Other planners are telling older clients to look to reverse mortgages. Margin loans, which allow clients to borrow against stock and bond portfolios, also can work.
Sometimes, clients in dire straits might consider liquidating some of those assets, although when the market is particularly volatile, that can seem like a prohibitively risky idea if the client truly intends to get back in. Adam in Boca Raton has begun tapping small regional banks - often successfully - after a large national bank turned down a loan request from one of her clients, the owner of a small but thriving pool-servicing company.
Jeff Gitterman, CEO and founder of e-Squared Financial, a financial services firm in Iselin, N.J., that targets employees of state universities, says pensions are an often-ignored source of cash, even though more than 30% of private sector employees work for companies that still have them. And that doesn't include public sector employees.

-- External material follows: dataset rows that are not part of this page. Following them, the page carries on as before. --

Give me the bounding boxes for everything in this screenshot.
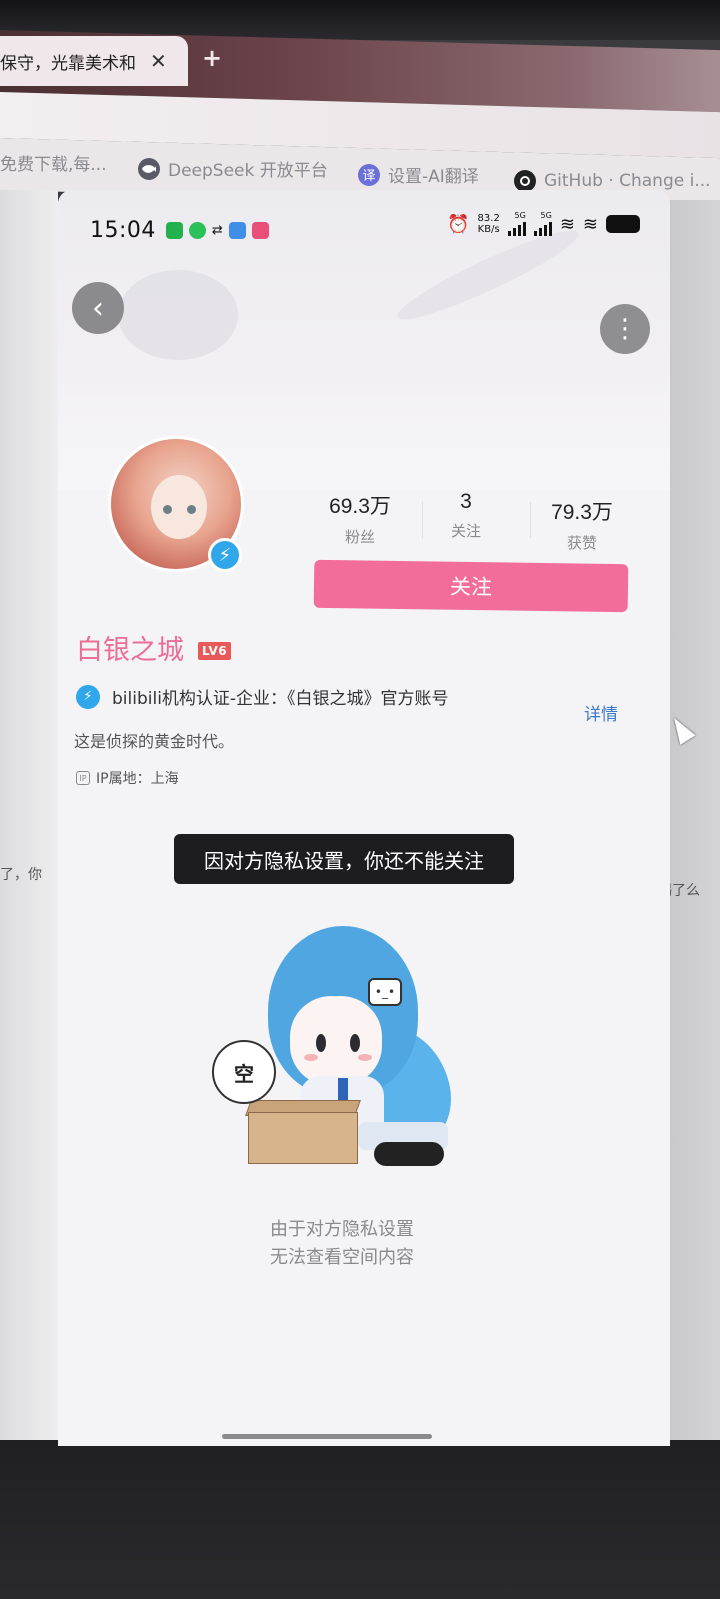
bookmark-label: GitHub · Change i... [544,171,711,191]
notification-app-icon [228,221,246,239]
illustration-part [358,1054,372,1061]
illustration-part [374,1142,444,1166]
stat-label: 关注 [450,522,481,540]
network-speed: 83.2 KB/s [478,213,500,235]
deepseek-whale-icon [138,157,160,180]
empty-state-illustration: •_• 空 [208,916,468,1186]
stat-value: 79.3万 [551,501,613,524]
phone-screen: 15:04 ⇄ ⏰ 83.2 KB/s 5G 5G ≋ ≋ ‹ ⋮ ⚡ 69.3… [58,190,670,1446]
level-badge: LV6 [198,641,232,660]
network-speed-unit: KB/s [477,224,500,235]
divider [530,502,531,538]
stat-label: 获赞 [566,534,597,552]
notification-app-icon [251,221,269,239]
bookmark-item-deepseek[interactable]: DeepSeek 开放平台 [138,156,328,181]
empty-state-line2: 无法查看空间内容 [270,1247,414,1268]
avatar-face [151,475,207,539]
signal-strength-icon: 5G [533,211,552,236]
verified-lightning-icon: ⚡ [208,538,242,572]
profile-bio: 这是侦探的黄金时代。 [74,732,235,751]
follow-button[interactable]: 关注 [313,559,629,613]
signal-label: 5G [540,211,552,220]
details-link[interactable]: 详情 [584,700,618,725]
bookmark-label: 设置-AI翻译 [388,167,479,187]
stat-value: 69.3万 [329,495,391,518]
sync-icon: ⇄ [211,222,223,238]
bookmark-item-translate[interactable]: 译 设置-AI翻译 [358,162,479,187]
alarm-icon: ⏰ [447,213,470,235]
profile-stats: 69.3万 粉丝 3 关注 79.3万 获赞 [318,490,638,553]
github-icon [514,170,536,192]
monitor-bezel-bottom [0,1440,720,1599]
tab-close-icon[interactable]: ✕ [150,49,167,73]
verified-lightning-icon: ⚡ [76,684,100,709]
notification-icons: ⇄ [165,221,269,239]
ip-location-row: IP IP属地：上海 [76,768,179,788]
username: 白银之城 [76,635,184,666]
more-options-button[interactable]: ⋮ [600,304,650,354]
avatar-eye [187,505,196,514]
back-button[interactable]: ‹ [72,282,124,334]
stat-following[interactable]: 3 关注 [416,490,516,541]
ip-icon: IP [76,771,90,785]
battery-icon [606,215,640,233]
wifi-icon: ≋ [582,213,598,235]
cover-decoration [118,270,238,360]
bookmark-item-github[interactable]: GitHub · Change i... [514,170,711,192]
bookmark-item[interactable]: 免费下载,每... [0,150,107,175]
empty-state-text: 由于对方隐私设置 无法查看空间内容 [242,1216,442,1272]
desktop-background-right [668,200,720,1450]
illustration-part [316,1034,326,1052]
avatar-eye [163,505,172,514]
chevron-left-icon: ‹ [92,290,104,326]
wechat-icon [188,221,206,239]
signal-label: 5G [514,211,526,220]
certification-text: bilibili机构认证-企业：《白银之城》官方账号 [112,689,449,709]
illustration-part [290,996,382,1086]
bilibili-tv-icon: •_• [368,978,402,1006]
stat-value: 3 [460,490,472,513]
more-vertical-icon: ⋮ [612,314,638,344]
status-time: 15:04 [90,217,156,243]
certification-row: ⚡ bilibili机构认证-企业：《白银之城》官方账号 [76,684,636,709]
username-row: 白银之城 LV6 [76,628,232,667]
bookmark-label: DeepSeek 开放平台 [168,161,328,181]
bookmark-label: 免费下载,每... [0,155,107,175]
stat-fans[interactable]: 69.3万 粉丝 [310,490,410,547]
ip-location: IP属地：上海 [96,771,179,787]
stat-label: 粉丝 [344,528,375,546]
stat-likes[interactable]: 79.3万 获赞 [532,496,632,553]
desktop-background-left [0,190,58,1450]
speech-bubble: 空 [212,1040,276,1104]
network-speed-value: 83.2 [477,213,500,224]
wifi-icon: ≋ [559,213,575,235]
toast-message: 因对方隐私设置，你还不能关注 [174,834,514,884]
illustration-part [350,1034,360,1052]
cardboard-box-icon [248,1112,358,1164]
tab-title: 保守，光靠美术和 [0,53,136,74]
status-bar-right: ⏰ 83.2 KB/s 5G 5G ≋ ≋ [447,212,640,236]
home-indicator[interactable] [222,1434,432,1439]
signal-strength-icon: 5G [507,211,526,236]
translate-icon: 译 [358,163,380,186]
browser-tab-active[interactable]: 保守，光靠美术和 ✕ [0,36,188,86]
empty-state-line1: 由于对方隐私设置 [270,1219,414,1240]
new-tab-button[interactable]: + [202,44,222,72]
notification-app-icon [165,221,183,239]
desktop-text-left: 了，你 [0,867,42,883]
illustration-part [304,1054,318,1061]
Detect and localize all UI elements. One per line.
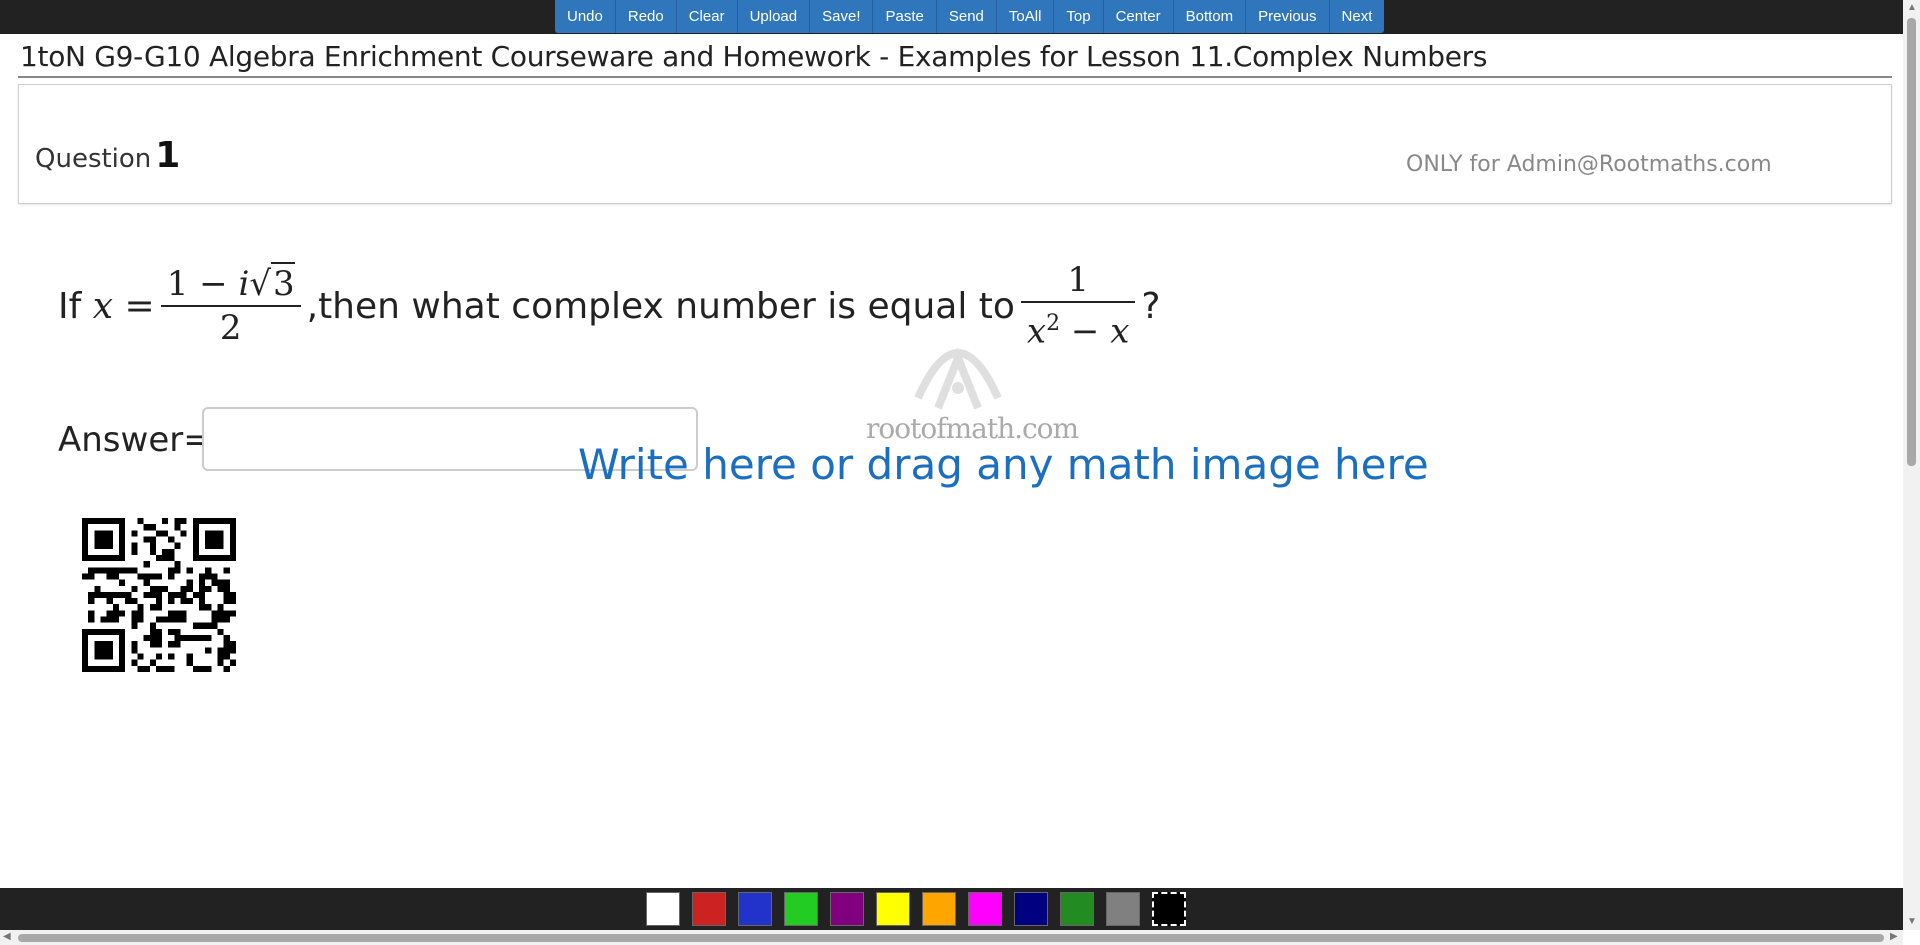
top-button[interactable]: Top (1054, 0, 1104, 33)
color-swatch[interactable] (692, 892, 726, 926)
numerator-term: 1 − (166, 264, 239, 304)
scroll-right-arrow-icon[interactable]: ▶ (1890, 931, 1898, 942)
horizontal-scrollbar[interactable]: ◀ ▶ (0, 930, 1903, 945)
problem-equals: = (124, 285, 155, 327)
toolbar: Undo Redo Clear Upload Save! Paste Send … (555, 0, 1385, 33)
undo-button[interactable]: Undo (555, 0, 616, 33)
next-button[interactable]: Next (1330, 0, 1385, 33)
answer-label: Answer= (58, 420, 212, 460)
bottom-button[interactable]: Bottom (1174, 0, 1247, 33)
denominator-minus: − (1060, 311, 1111, 352)
scroll-down-arrow-icon[interactable]: ▼ (1907, 916, 1917, 927)
color-swatch[interactable] (1060, 892, 1094, 926)
color-swatch[interactable] (876, 892, 910, 926)
question-number: 1 (155, 135, 181, 176)
color-swatch[interactable] (968, 892, 1002, 926)
paste-button[interactable]: Paste (873, 0, 937, 33)
color-palette (646, 892, 1186, 926)
vertical-scroll-thumb[interactable] (1907, 18, 1916, 466)
title-divider (18, 76, 1892, 78)
fraction-x-denominator: 2 (219, 308, 242, 348)
color-swatch[interactable] (1152, 892, 1186, 926)
center-button[interactable]: Center (1104, 0, 1174, 33)
color-swatch[interactable] (922, 892, 956, 926)
imaginary-unit: i (238, 264, 250, 304)
save-button[interactable]: Save! (810, 0, 874, 33)
send-button[interactable]: Send (937, 0, 997, 33)
page-title: 1toN G9-G10 Algebra Enrichment Coursewar… (20, 40, 1488, 73)
previous-button[interactable]: Previous (1246, 0, 1330, 33)
color-swatch[interactable] (1014, 892, 1048, 926)
scroll-left-arrow-icon[interactable]: ◀ (3, 931, 11, 942)
fraction-target-numerator: 1 (1067, 260, 1089, 301)
color-swatch[interactable] (646, 892, 680, 926)
problem-prefix: If (58, 285, 82, 327)
redo-button[interactable]: Redo (616, 0, 677, 33)
problem-variable: x (92, 285, 114, 327)
top-bar: Undo Redo Clear Upload Save! Paste Send … (0, 0, 1903, 34)
problem-suffix: ? (1141, 285, 1161, 327)
color-swatch[interactable] (1106, 892, 1140, 926)
color-swatch[interactable] (738, 892, 772, 926)
drawing-hint: Write here or drag any math image here (578, 440, 1429, 489)
to-all-button[interactable]: ToAll (997, 0, 1055, 33)
fraction-x-numerator: 1 − i√3 (166, 262, 295, 304)
color-swatch[interactable] (784, 892, 818, 926)
owner-notice: ONLY for Admin@Rootmaths.com (1406, 152, 1772, 177)
qr-code-image (82, 518, 236, 672)
scroll-up-arrow-icon[interactable]: ▲ (1907, 2, 1917, 13)
question-label: Question 1 (35, 135, 180, 176)
horizontal-scroll-thumb[interactable] (18, 934, 1884, 942)
question-header: Question 1 ONLY for Admin@Rootmaths.com (18, 84, 1892, 204)
question-label-text: Question (35, 144, 152, 174)
fraction-x-value: 1 − i√3 2 (160, 262, 301, 349)
clear-button[interactable]: Clear (677, 0, 738, 33)
upload-button[interactable]: Upload (738, 0, 811, 33)
sqrt-radicand: 3 (270, 262, 295, 304)
color-palette-bar (0, 888, 1903, 930)
vertical-scrollbar[interactable]: ▲ ▼ (1903, 0, 1920, 930)
denominator-x: x (1110, 311, 1130, 352)
color-swatch[interactable] (830, 892, 864, 926)
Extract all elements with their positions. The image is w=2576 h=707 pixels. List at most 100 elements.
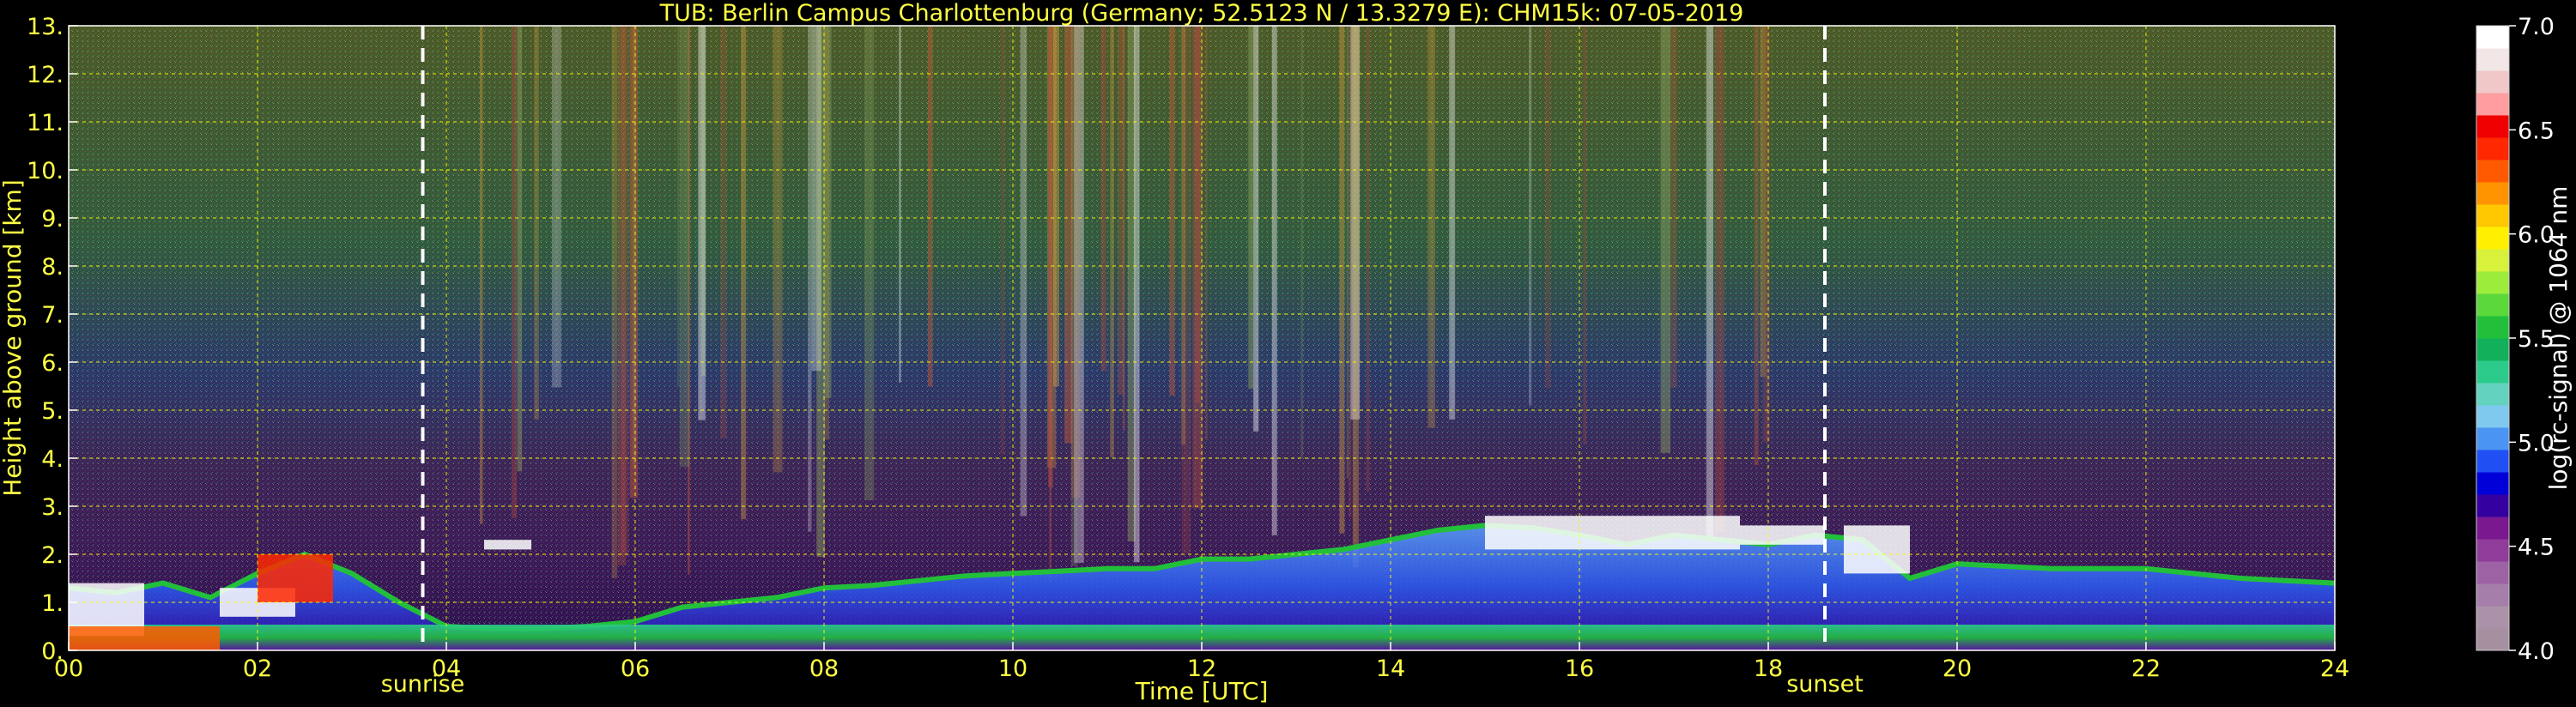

"Financial planners who don't actively work in pension systems may not be aware that loans are available through them," Gitterman says. In many cases, there are no limits on borrowing.
Gitterman also suggests rethinking the short-term loan idea altogether, opting instead for credit consolidation. "I see people who have cash advances of 19%," he says. "The first thing you want to do with someone like that is solve their larger debt problem." A client may find palatable options that significantly reduce his or her monthly obligation, making borrowing no longer necessary.
THINKING ABOUT THE FUTURE
Once planners have helped a desperate client procure cash or cut back expenses, they shouldn't consider themselves finished, says Ballenger, the planner in Chapel Hill, N.C. "Think of borrowing as the entry strategy for your client," he says. "But the exit strategy is just as important. You need to help your client come up with a plan to pay off the loan."
To further stave off future cash crunches, Rick Rodgers, the founder of Rodgers & Associates, a fee-only financial planning firm in Harrisburg, Pa., encourages clients to think long term about big-ticket items during their annual reviews. "We ask clients to tell us if they are going to need a new car or are going to want to purchase a house at the shore," he says. This way, the firm can help them come up with financing plans before they are in emergency mode.
For Ty J. Young, president of an investment advisory firm in Atlanta that bears his name, that means clients should have three to six months' worth of living expenses socked away. "Things happen and you have to have cash to deal with them," he says. "Yes, there are borrowing options. But the best option right now is not to need a cash infusion at all."
Kyle Spencer, a New York freelancer, has written for The New York Times, The Philadelphia Inquirer and The Miami Herald.